Indian woman wearing loose red-patterned garment with hands on hair and ear. Still from An Indian Story (1982, dir. Tapan Bose and Suhasini Mulay). Film 16 mm. Courtesy of the Visual Collections Repository, Faculty of Fine Arts, Concordia University.

Join the Leonard & Bina Ellen Art Gallery for a screening of An Indian Story (1982, dir. Tapan Bose and Suhasini Mulay) and Mukti Chai (1977 dir. Utpalendu Chakraborty) with commentary by Dipti Gupta.

This event will take place at the gallery by RSVP. Mask and proof of vaccination required.

Considering the premise of Constitutions, professor and filmmaker Dipti Gupta has drawn from Concordia University’s collection of Indian independent documentaries to offer a lens through which to examine India’s current political, social and visual environment. Gupta will screen An Indian Story (1982), Tapan Bose and Suhasini Mulay’s trenchant documentary on caste violence in Bihar, and Mukti Chai (1977), Utpalendu Chakraborty’s short and forceful call for political prisoners’ freedom, before sharing commentary on the current politicization of the visual field in Indian media. A rare opportunity to see foundational Indian political documentaries, Gupta will provide a long view on struggles for human rights and representation in India from the late twentieth century to today and open a discussion on the increasing fraught terrain of popular media.

Dipti Gupta is a teacher, researcher and independent documentary filmmaker. She teaches full-time in the department of Cinema-Communication at Dawson College and part-time at the Fine Arts Department at Concordia University.
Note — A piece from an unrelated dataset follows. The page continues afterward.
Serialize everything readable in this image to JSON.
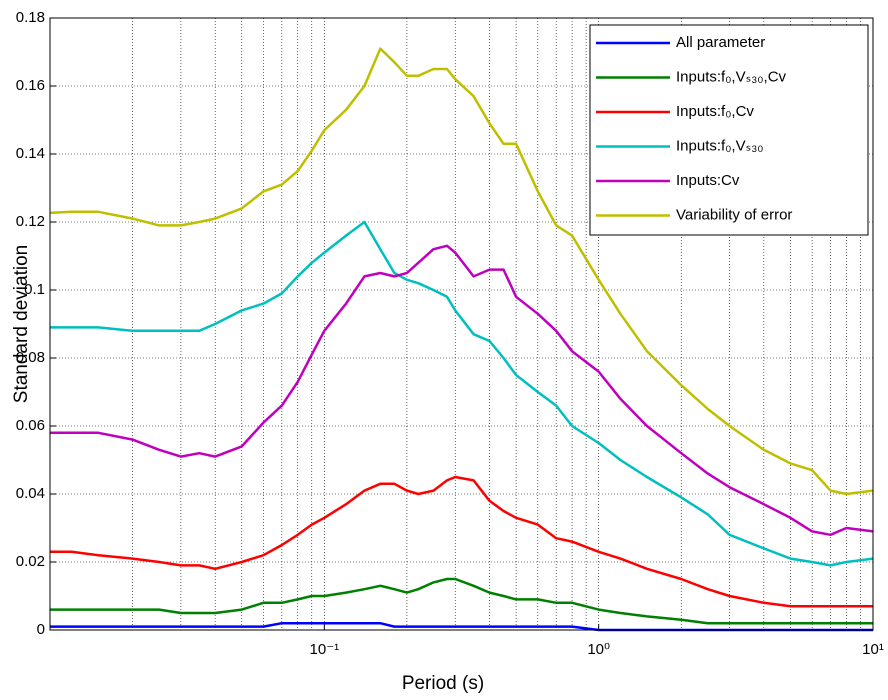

She currently serves on the board of Teesri Duniya Theatre, a Montreal-based culturally diverse theatre company, as well as on the advisory board of the digital magazine, Montreal Serai. Dipti has worked with the Indian documentary film collective Cinemart Foundation in India, who have produced several award-winning social and educational documentaries and short films. She has been a festival organizer and director for the South Asian Film Festival in Montreal from 2011 until 2019 and served as a jury member for the Yorkton Film Festival in Saskatchewan and the Quebec Writers Federation.

This series of public programs is part of the exhibition Constitutions, presented at the Gallery from November 3, 2021 to January 22, 2023.

Digitization of the films courtesy of the Visual Collections Repository (VCR), Faculty of Fine Arts, Concordia University.